An 1898 Washington Post report about the cat said the creature "swells up to the size of an elephant before the eyes of the terrified observer," while in 1935 the Post reported after another sighting that the cat's eyes "glow with the all the hue and ferocity of the headlights of a fire engine."
Long considered a prophecy of coming tragedy, the first reported sighting of the demon cat was in the United States Capitol in 1862, during the Civil War. A guard was said to have fired his gun at the cat, causing it to disappear. From then on, it was seen in the Capitol building basement before national emergencies, according to the White House Historical Association.

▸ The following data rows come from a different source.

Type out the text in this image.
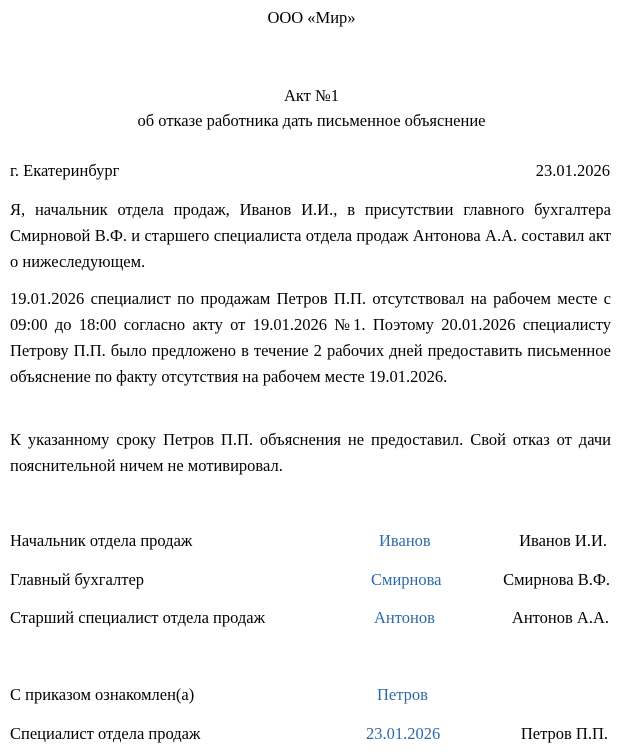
ООО «Мир»
Акт №1
об отказе работника дать письменное объяснение
г. Екатеринбург	23.01.2026
Я, начальник отдела продаж, Иванов И.И., в присутствии главного бухгалтера Смирновой В.Ф. и старшего специалиста отдела продаж Антонова А.А. составил акт о нижеследующем.
19.01.2026 специалист по продажам Петров П.П. отсутствовал на рабочем месте с 09:00 до 18:00 согласно акту от 19.01.2026 №1. Поэтому 20.01.2026 специалисту Петрову П.П. было предложено в течение 2 рабочих дней предоставить письменное объяснение по факту отсутствия на рабочем месте 19.01.2026.
К указанному сроку Петров П.П. объяснения не предоставил. Свой отказ от дачи пояснительной ничем не мотивировал.
Начальник отдела продаж	Иванов	Иванов И.И.
Главный бухгалтер	Смирнова	Смирнова В.Ф.
Старший специалист отдела продаж	Антонов	Антонов А.А.
С приказом ознакомлен(а)	Петров
Специалист отдела продаж	23.01.2026	Петров П.П.
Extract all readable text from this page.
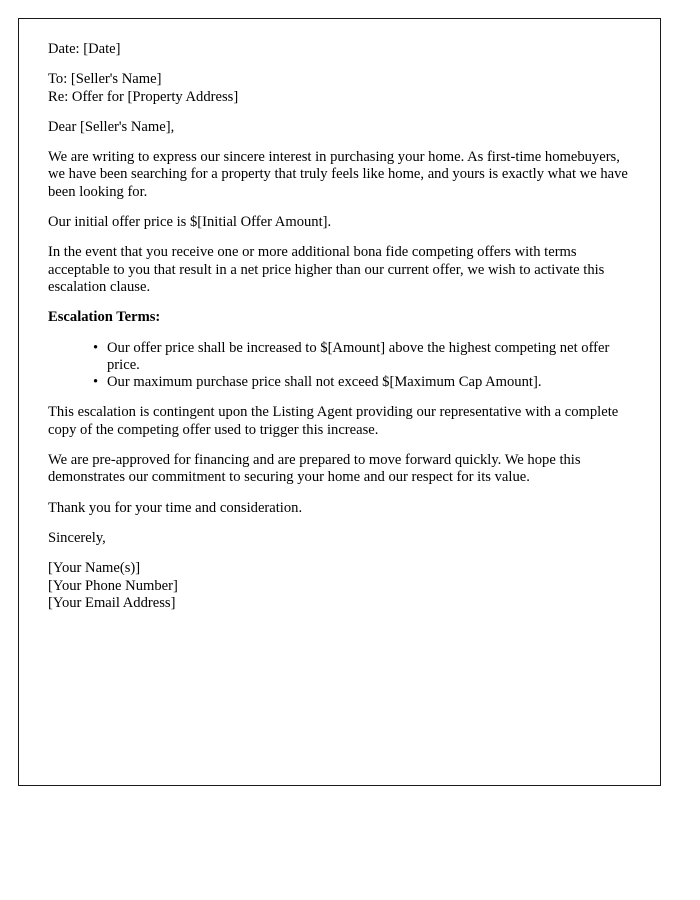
Date: [Date]

To: [Seller's Name]

Re: Offer for [Property Address]

Dear [Seller's Name],

We are writing to express our sincere interest in purchasing your home. As first-time homebuyers, we have been searching for a property that truly feels like home, and yours is exactly what we have been looking for.

Our initial offer price is $[Initial Offer Amount].

In the event that you receive one or more additional bona fide competing offers with terms acceptable to you that result in a net price higher than our current offer, we wish to activate this escalation clause.

Escalation Terms:

• Our offer price shall be increased to $[Amount] above the highest competing net offer price.
• Our maximum purchase price shall not exceed $[Maximum Cap Amount].

This escalation is contingent upon the Listing Agent providing our representative with a complete copy of the competing offer used to trigger this increase.

We are pre-approved for financing and are prepared to move forward quickly. We hope this demonstrates our commitment to securing your home and our respect for its value.

Thank you for your time and consideration.

Sincerely,

[Your Name(s)]

[Your Phone Number]

[Your Email Address]
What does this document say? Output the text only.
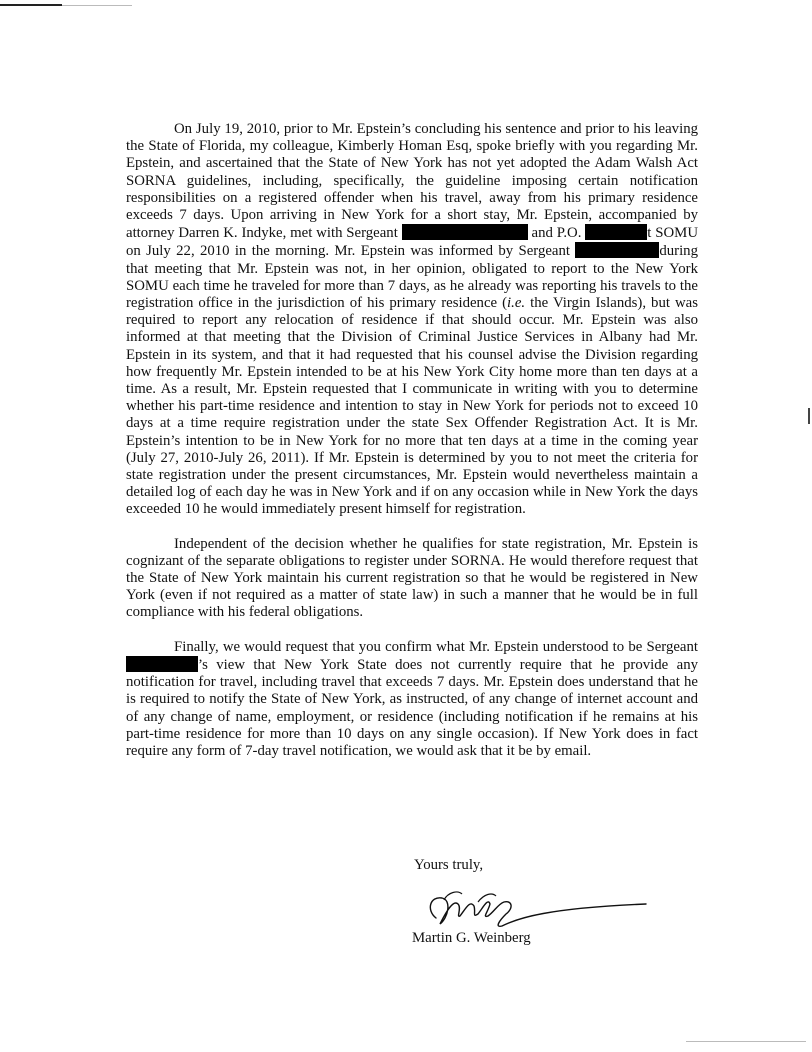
On July 19, 2010, prior to Mr. Epstein’s concluding his sentence and prior to his leaving the State of Florida, my colleague, Kimberly Homan Esq, spoke briefly with you regarding Mr. Epstein, and ascertained that the State of New York has not yet adopted the Adam Walsh Act SORNA guidelines, including, specifically, the guideline imposing certain notification responsibilities on a registered offender when his travel, away from his primary residence exceeds 7 days. Upon arriving in New York for a short stay, Mr. Epstein, accompanied by attorney Darren K. Indyke, met with Sergeant	and P.O.	t SOMU on July 22, 2010 in the morning. Mr. Epstein was informed by Sergeant	during that meeting that Mr. Epstein was not, in her opinion, obligated to report to the New York SOMU each time he traveled for more than 7 days, as he already was reporting his travels to the registration office in the jurisdiction of his primary residence (i.e. the Virgin Islands), but was required to report any relocation of residence if that should occur. Mr. Epstein was also informed at that meeting that the Division of Criminal Justice Services in Albany had Mr. Epstein in its system, and that it had requested that his counsel advise the Division regarding how frequently Mr. Epstein intended to be at his New York City home more than ten days at a time. As a result, Mr. Epstein requested that I communicate in writing with you to determine whether his part-time residence and intention to stay in New York for periods not to exceed 10 days at a time require registration under the state Sex Offender Registration Act. It is Mr. Epstein’s intention to be in New York for no more that ten days at a time in the coming year (July 27, 2010-July 26, 2011). If Mr. Epstein is determined by you to not meet the criteria for state registration under the present circumstances, Mr. Epstein would nevertheless maintain a detailed log of each day he was in New York and if on any occasion while in New York the days exceeded 10 he would immediately present himself for registration.

Independent of the decision whether he qualifies for state registration, Mr. Epstein is cognizant of the separate obligations to register under SORNA. He would therefore request that the State of New York maintain his current registration so that he would be registered in New York (even if not required as a matter of state law) in such a manner that he would be in full compliance with his federal obligations.

Finally, we would request that you confirm what Mr. Epstein understood to be Sergeant ’s view that New York State does not currently require that he provide any notification for travel, including travel that exceeds 7 days. Mr. Epstein does understand that he is required to notify the State of New York, as instructed, of any change of internet account and of any change of name, employment, or residence (including notification if he remains at his part-time residence for more than 10 days on any single occasion). If New York does in fact require any form of 7-day travel notification, we would ask that it be by email.

Yours truly,
Martin G. Weinberg
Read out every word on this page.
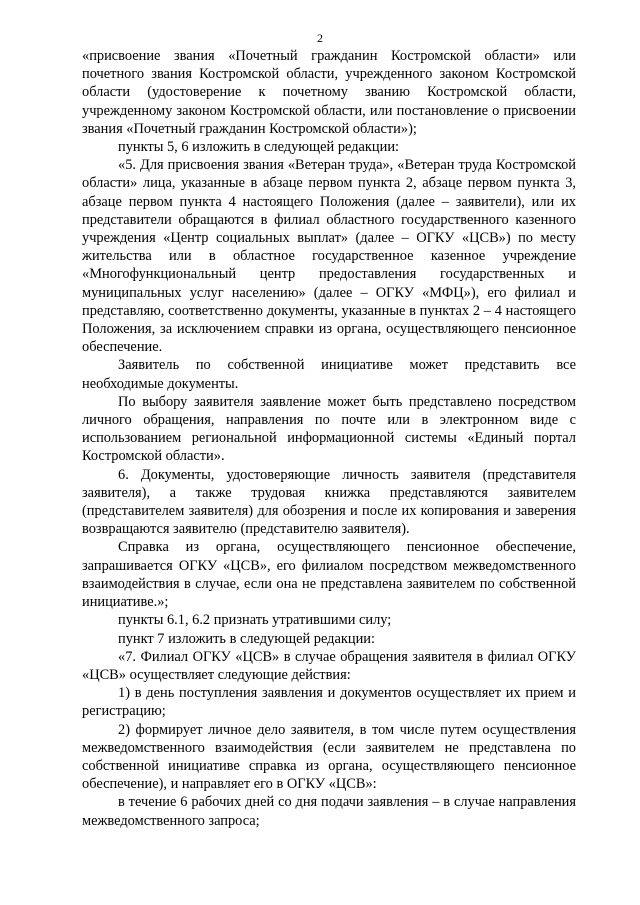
2

«присвоение звания «Почетный гражданин Костромской области» или почетного звания Костромской области, учрежденного законом Костромской области (удостоверение к почетному званию Костромской области, учрежденному законом Костромской области, или постановление о присвоении звания «Почетный гражданин Костромской области»);

пункты 5, 6 изложить в следующей редакции:

«5. Для присвоения звания «Ветеран труда», «Ветеран труда Костромской области» лица, указанные в абзаце первом пункта 2, абзаце первом пункта 3, абзаце первом пункта 4 настоящего Положения (далее – заявители), или их представители обращаются в филиал областного государственного казенного учреждения «Центр социальных выплат» (далее – ОГКУ «ЦСВ») по месту жительства или в областное государственное казенное учреждение «Многофункциональный центр предоставления государственных и муниципальных услуг населению» (далее – ОГКУ «МФЦ»), его филиал и представляю, соответственно документы, указанные в пунктах 2 – 4 настоящего Положения, за исключением справки из органа, осуществляющего пенсионное обеспечение.

Заявитель по собственной инициативе может представить все необходимые документы.

По выбору заявителя заявление может быть представлено посредством личного обращения, направления по почте или в электронном виде с использованием региональной информационной системы «Единый портал Костромской области».

6. Документы, удостоверяющие личность заявителя (представителя заявителя), а также трудовая книжка представляются заявителем (представителем заявителя) для обозрения и после их копирования и заверения возвращаются заявителю (представителю заявителя).

Справка из органа, осуществляющего пенсионное обеспечение, запрашивается ОГКУ «ЦСВ», его филиалом посредством межведомственного взаимодействия в случае, если она не представлена заявителем по собственной инициативе.»;

пункты 6.1, 6.2 признать утратившими силу;

пункт 7 изложить в следующей редакции:

«7. Филиал ОГКУ «ЦСВ» в случае обращения заявителя в филиал ОГКУ «ЦСВ» осуществляет следующие действия:

1) в день поступления заявления и документов осуществляет их прием и регистрацию;

2) формирует личное дело заявителя, в том числе путем осуществления межведомственного взаимодействия (если заявителем не представлена по собственной инициативе справка из органа, осуществляющего пенсионное обеспечение), и направляет его в ОГКУ «ЦСВ»:

в течение 6 рабочих дней со дня подачи заявления – в случае направления межведомственного запроса;
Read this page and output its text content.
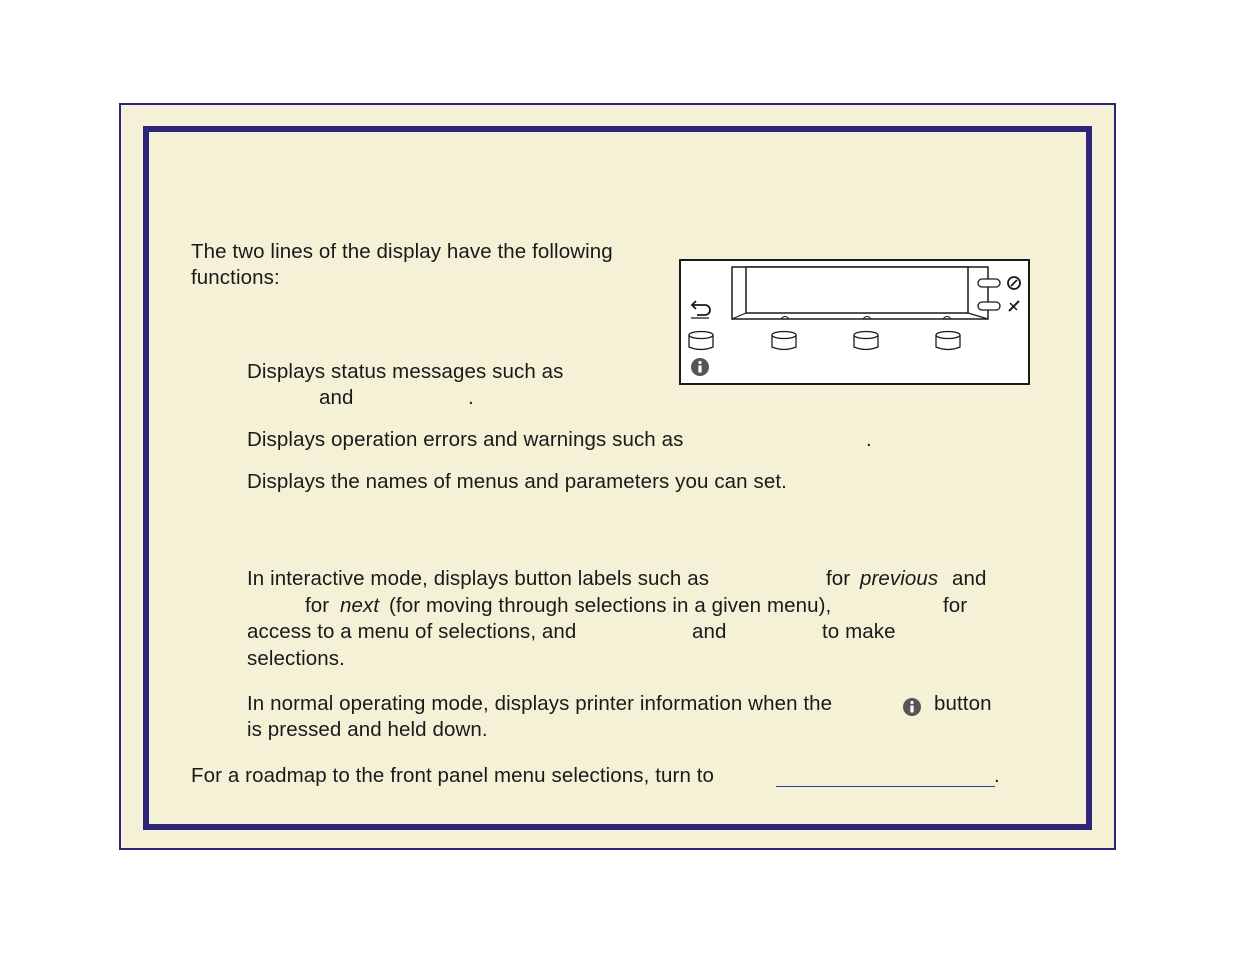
The two lines of the display have the following
functions:
Displays status messages such as
and	.
Displays operation errors and warnings such as	.
Displays the names of menus and parameters you can set.
In interactive mode, displays button labels such as	for previous and
for next (for moving through selections in a given menu),	for
access to a menu of selections, and	and	to make
selections.
In normal operating mode, displays printer information when the	button
is pressed and held down.
For a roadmap to the front panel menu selections, turn to	.
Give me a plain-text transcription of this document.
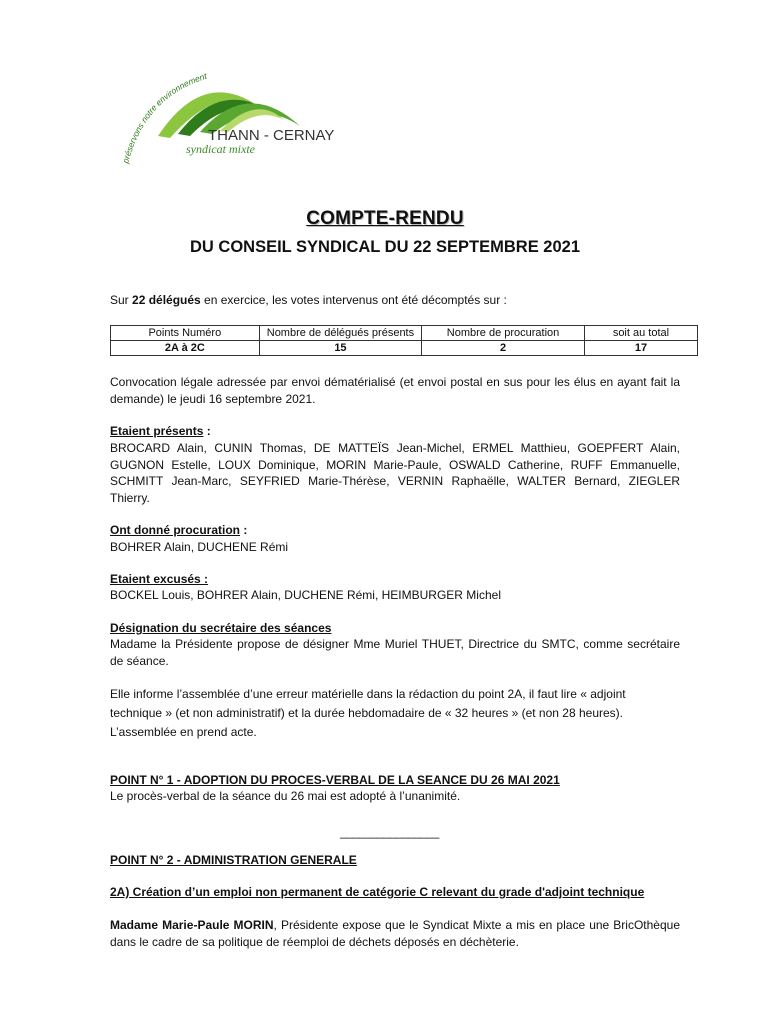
préservons notre environnement
THANN - CERNAY
syndicat mixte
COMPTE-RENDU
DU CONSEIL SYNDICAL DU 22 SEPTEMBRE 2021
Sur 22 délégués en exercice, les votes intervenus ont été décomptés sur :
Points Numéro	Nombre de délégués présents	Nombre de procuration	soit au total
2A à 2C	15	2	17
Convocation légale adressée par envoi dématérialisé (et envoi postal en sus pour les élus en ayant fait la demande) le jeudi 16 septembre 2021.
Etaient présents :
BROCARD Alain, CUNIN Thomas, DE MATTEÏS Jean-Michel, ERMEL Matthieu, GOEPFERT Alain, GUGNON Estelle, LOUX Dominique, MORIN Marie-Paule, OSWALD Catherine, RUFF Emmanuelle, SCHMITT Jean-Marc, SEYFRIED Marie-Thérèse, VERNIN Raphaëlle, WALTER Bernard, ZIEGLER Thierry.
Ont donné procuration :
BOHRER Alain, DUCHENE Rémi
Etaient excusés :
BOCKEL Louis, BOHRER Alain, DUCHENE Rémi, HEIMBURGER Michel
Désignation du secrétaire des séances
Madame la Présidente propose de désigner Mme Muriel THUET, Directrice du SMTC, comme secrétaire de séance.
Elle informe l’assemblée d’une erreur matérielle dans la rédaction du point 2A, il faut lire « adjoint
technique » (et non administratif) et la durée hebdomadaire de « 32 heures » (et non 28 heures).
L’assemblée en prend acte.
POINT N° 1 - ADOPTION DU PROCES-VERBAL DE LA SEANCE DU 26 MAI 2021
Le procès-verbal de la séance du 26 mai est adopté à l’unanimité.
________________
POINT N° 2 - ADMINISTRATION GENERALE
2A) Création d’un emploi non permanent de catégorie C relevant du grade d'adjoint technique
Madame Marie-Paule MORIN, Présidente expose que le Syndicat Mixte a mis en place une BricOthèque dans le cadre de sa politique de réemploi de déchets déposés en déchèterie.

"I can put enough pieces together to know where the legend came from," Livengood told Atlas Obscura. "The night watchmen were not professionals. They would often be some senator's ne'er-do-well brother-in-law that had a drinking problem."
The night watchmen who reported spotting the demonic creature, Livengood said, would often leverage their political connections to avoid trouble for drinking on the job, making up stories of being attacked by the fearsome creature.
"Then the other guards realize that if they see the cat and get attacked, then they get a day off," Livengood told Atlas Obscura. "And that's how history gets written."
The Capitol region has long been rumored to be home to many mythic creatures and ghostly happenings, though the demon cat remains one of the longest-standing legends of the grounds.
Its last notable sighting was in 1963, just before the assassination of JFK — there were no reports of it being seen prior to more recent national crises like the January 6 attack on the Capitol.
The White House Historical Association did not immediately respond to Insider's request for comment.